Saturday, 17 October 2009

Namik from Azerbaijan

We meet Namik on the overnight train from Moscow to Kazan. Along with our other cabin-mate, as well as half the train it seems, he is on his way to his military school reunion. He's originally from Baku in Azerbaijan and his parents never wanted him to go to military school. They warned him he would be 'married to the army'.

Will & Namik

He tells me the Western world pays more attention to issues like climate change because people from the East are more worried about today. People here are more concerned about their job and their basic needs. He says that 70% of people in Russia are not able to meet their basic needs, although from what I can gather, this may be an exaggeration.

He thinks the government here only talk about climate change because it's an issue for the West, not because it's an issue for Russia. Perhaps also, because it's less of a contentious issue than food shortages.
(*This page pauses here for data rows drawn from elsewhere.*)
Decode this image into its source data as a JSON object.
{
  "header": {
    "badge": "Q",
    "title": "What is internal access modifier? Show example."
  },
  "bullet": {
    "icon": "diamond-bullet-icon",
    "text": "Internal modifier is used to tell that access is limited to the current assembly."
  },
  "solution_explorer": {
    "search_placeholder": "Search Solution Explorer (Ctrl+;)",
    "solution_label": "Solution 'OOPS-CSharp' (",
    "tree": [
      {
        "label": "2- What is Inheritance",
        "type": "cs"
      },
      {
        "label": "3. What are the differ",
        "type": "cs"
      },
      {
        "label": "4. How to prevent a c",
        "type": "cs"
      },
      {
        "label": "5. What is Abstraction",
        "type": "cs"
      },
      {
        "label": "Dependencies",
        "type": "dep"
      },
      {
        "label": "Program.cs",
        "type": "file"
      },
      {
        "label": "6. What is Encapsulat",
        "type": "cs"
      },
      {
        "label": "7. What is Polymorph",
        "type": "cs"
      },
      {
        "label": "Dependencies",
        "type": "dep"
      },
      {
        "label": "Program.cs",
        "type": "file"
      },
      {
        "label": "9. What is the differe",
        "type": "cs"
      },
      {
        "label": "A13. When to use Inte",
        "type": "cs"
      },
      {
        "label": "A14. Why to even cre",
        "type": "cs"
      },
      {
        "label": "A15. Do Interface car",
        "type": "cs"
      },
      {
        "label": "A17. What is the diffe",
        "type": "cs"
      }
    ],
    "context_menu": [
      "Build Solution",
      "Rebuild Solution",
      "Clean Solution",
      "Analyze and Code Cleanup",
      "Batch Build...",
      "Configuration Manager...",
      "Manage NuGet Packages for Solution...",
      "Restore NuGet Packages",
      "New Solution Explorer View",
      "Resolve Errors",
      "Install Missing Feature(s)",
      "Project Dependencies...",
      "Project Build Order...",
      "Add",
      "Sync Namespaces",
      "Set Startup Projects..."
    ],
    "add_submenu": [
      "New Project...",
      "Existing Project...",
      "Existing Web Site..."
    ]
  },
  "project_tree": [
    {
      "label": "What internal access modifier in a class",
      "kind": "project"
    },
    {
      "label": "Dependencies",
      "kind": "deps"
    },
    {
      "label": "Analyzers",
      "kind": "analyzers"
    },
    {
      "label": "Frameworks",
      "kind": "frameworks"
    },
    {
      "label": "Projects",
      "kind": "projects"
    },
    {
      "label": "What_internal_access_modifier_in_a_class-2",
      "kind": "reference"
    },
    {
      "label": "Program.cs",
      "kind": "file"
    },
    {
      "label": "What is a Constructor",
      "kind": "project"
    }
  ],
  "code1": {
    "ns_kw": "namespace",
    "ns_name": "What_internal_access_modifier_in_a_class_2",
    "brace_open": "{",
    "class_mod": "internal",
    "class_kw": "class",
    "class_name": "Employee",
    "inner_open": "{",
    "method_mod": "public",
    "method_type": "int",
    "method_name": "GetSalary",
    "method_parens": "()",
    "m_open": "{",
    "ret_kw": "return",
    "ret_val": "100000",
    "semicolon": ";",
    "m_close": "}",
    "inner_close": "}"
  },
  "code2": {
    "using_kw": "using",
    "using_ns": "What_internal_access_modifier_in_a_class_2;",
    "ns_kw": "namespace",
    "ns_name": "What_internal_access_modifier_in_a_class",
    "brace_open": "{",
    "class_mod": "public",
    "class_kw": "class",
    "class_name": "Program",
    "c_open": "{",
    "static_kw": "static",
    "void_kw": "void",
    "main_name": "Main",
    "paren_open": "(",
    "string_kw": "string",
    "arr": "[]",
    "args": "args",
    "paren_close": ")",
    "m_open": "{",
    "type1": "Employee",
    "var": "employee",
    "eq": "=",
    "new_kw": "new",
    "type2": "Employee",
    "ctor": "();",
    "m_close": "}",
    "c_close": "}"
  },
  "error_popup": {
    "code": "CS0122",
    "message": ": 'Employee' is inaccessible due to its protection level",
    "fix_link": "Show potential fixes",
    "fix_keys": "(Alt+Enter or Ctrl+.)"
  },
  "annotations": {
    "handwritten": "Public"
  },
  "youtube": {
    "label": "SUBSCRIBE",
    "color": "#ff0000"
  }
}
He tells me he's noticed that the weather is changing though. He visited a place in the North of Russia recently and was told it would get dangerously cold there but it never did. The people there said they had been used to temperatures of 35 degrees centigrade below zero but for the last four years it hadn't got anywhere near that cold.

The Russian military men ... and a gallon of brandy

It's now one thirty in the morning and it's at this point that six burly ex-military Russians stumble into our cabin with a gallon of home-brewed brandy, insisting we help them drink it. The booze is surprisingly pleasant and so is the company. The interview is over but our first night on the trans-Siberian railway has just begun.